# How to test for and remedy multicollinearity in optimal scaling/ordinal regression with categorical IVs

I have a data set containing only categorical variables (both nominal and ordinal in nature). The dependent variable is also ordinal (with 4 categories). I was planning to run a categorical regression with optimal scaling instead of ordinal logistic regression aiming at obtaining a single beta coefficient for each independent variable (and also to account for the non-linearity of course). Because an overall comment is desired on whether the dependent variable is affected by a particular independent variable or not.

Now, to me, by theory a few of the variables seem to be related with each other. So, I am interested to check if multicollinearity exists and want to remove it to facilitate the regression. But I don't want to drop any variable because I have quite a few. The polychoric correlation matrix shows the highest pairwise correlation to be 0.69. Except from this and the other one, all others pairwise correlations are quite small.

As the variables are not continuous in my case, so how do I test the presence of multicollinearity in categorical regression and what is the remedy? How do I remove the effect of multicollinearity? I guess standardization will not help as these variables are categorical.

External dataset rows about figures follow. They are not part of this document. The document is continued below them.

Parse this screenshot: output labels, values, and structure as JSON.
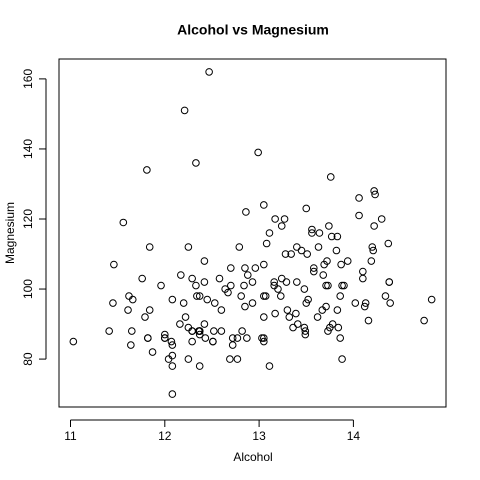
{
  "chart_data": {
    "type": "scatter",
    "title": "Alcohol vs Magnesium",
    "x_label": "Alcohol",
    "y_label": "Magnesium",
    "x": [
      14.23,
      13.2,
      13.16,
      14.37,
      13.24,
      14.2,
      14.39,
      14.06,
      14.83,
      13.86,
      14.1,
      14.12,
      13.75,
      14.75,
      14.38,
      13.63,
      14.3,
      13.83,
      14.19,
      13.64,
      14.06,
      12.93,
      13.71,
      12.85,
      13.5,
      13.05,
      13.39,
      13.3,
      13.87,
      14.02,
      13.73,
      13.58,
      13.68,
      13.76,
      13.51,
      13.48,
      13.28,
      13.05,
      13.07,
      14.22,
      13.56,
      13.41,
      13.88,
      13.24,
      13.05,
      14.21,
      14.38,
      13.9,
      14.1,
      13.94,
      13.05,
      13.83,
      13.82,
      13.77,
      13.74,
      13.56,
      14.22,
      13.29,
      13.72,
      12.37,
      12.33,
      12.64,
      13.67,
      12.37,
      12.17,
      12.37,
      13.11,
      12.37,
      13.34,
      12.21,
      12.29,
      13.86,
      13.49,
      12.99,
      11.96,
      11.66,
      13.03,
      11.84,
      12.33,
      12.7,
      12,
      12.72,
      12.08,
      13.05,
      11.84,
      12.67,
      12.16,
      11.65,
      11.64,
      12.08,
      12.08,
      12,
      12.69,
      12.29,
      11.62,
      12.47,
      11.81,
      12.29,
      12.37,
      12.29,
      12.08,
      12.6,
      12.34,
      11.82,
      12.51,
      12.42,
      12.25,
      12.72,
      12.22,
      11.61,
      11.46,
      12.52,
      11.76,
      11.41,
      12.08,
      11.03,
      11.82,
      12.42,
      12.77,
      12,
      11.45,
      11.56,
      12.42,
      13.05,
      11.87,
      12.07,
      12.43,
      11.79,
      12.37,
      12.04,
      12.86,
      12.88,
      12.81,
      12.7,
      12.51,
      12.6,
      12.25,
      12.53,
      13.49,
      12.84,
      12.93,
      13.36,
      13.52,
      13.62,
      12.25,
      13.16,
      13.88,
      12.87,
      13.32,
      13.08,
      13.5,
      12.79,
      13.11,
      13.23,
      12.58,
      13.17,
      13.84,
      12.45,
      14.34,
      13.48,
      12.36,
      13.69,
      12.85,
      12.96,
      13.78,
      13.73,
      13.45,
      12.82,
      13.58,
      13.4,
      12.2,
      12.77,
      14.16,
      13.71,
      13.4,
      13.27,
      13.17,
      14.13
    ],
    "values": [
      127,
      100,
      101,
      113,
      118,
      112,
      96,
      121,
      97,
      98,
      105,
      95,
      89,
      91,
      102,
      112,
      120,
      115,
      108,
      116,
      126,
      102,
      101,
      95,
      96,
      124,
      93,
      94,
      107,
      96,
      101,
      106,
      104,
      132,
      110,
      100,
      110,
      98,
      98,
      128,
      117,
      90,
      101,
      103,
      107,
      111,
      102,
      101,
      103,
      108,
      92,
      94,
      111,
      115,
      118,
      116,
      118,
      102,
      108,
      88,
      101,
      100,
      94,
      87,
      104,
      98,
      78,
      78,
      110,
      151,
      103,
      86,
      87,
      139,
      101,
      97,
      86,
      112,
      136,
      101,
      86,
      86,
      78,
      85,
      94,
      99,
      90,
      88,
      84,
      70,
      81,
      86,
      80,
      88,
      98,
      162,
      134,
      85,
      88,
      88,
      97,
      88,
      98,
      86,
      85,
      90,
      80,
      84,
      92,
      94,
      107,
      88,
      103,
      88,
      84,
      85,
      86,
      108,
      80,
      87,
      96,
      119,
      102,
      86,
      82,
      85,
      86,
      92,
      88,
      80,
      122,
      104,
      98,
      106,
      85,
      94,
      89,
      96,
      88,
      101,
      96,
      89,
      97,
      92,
      112,
      102,
      80,
      86,
      92,
      113,
      123,
      112,
      116,
      98,
      103,
      93,
      89,
      97,
      98,
      89,
      88,
      107,
      106,
      106,
      90,
      88,
      111,
      88,
      105,
      112,
      96,
      86,
      91,
      95,
      102,
      120,
      120,
      96
    ],
    "xlim": [
      10.878,
      14.982
    ],
    "ylim": [
      66.32,
      165.68
    ],
    "xticks": [
      11,
      12,
      13,
      14
    ],
    "yticks": [
      80,
      100,
      120,
      140,
      160
    ]
  }
}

• I changed your title quite a bit, I hope it clarifies rather than obscures your intent. – Peter Flom - Reinstate Monica Aug 28 '12 at 11:03
• It's okay sir, certainly the title is now more generalized and I think whatever the regression type is (using CATREG or Ordinal logistic regression) the test and remedy of multicollinearity should be the same. Am I right sir? – Blain Waan Aug 28 '12 at 19:05

If you are using R, SPSS or Stata, you can look at the perturb package. It diagnoses collinearity by adding random noise to continuous variables; for categorical variables, some are changed to different categories.
In the documentation for perturb in R, it notes that the model need not be lm, implying that any model (including ones built with optimal scaling or ordinal logistic) could be used.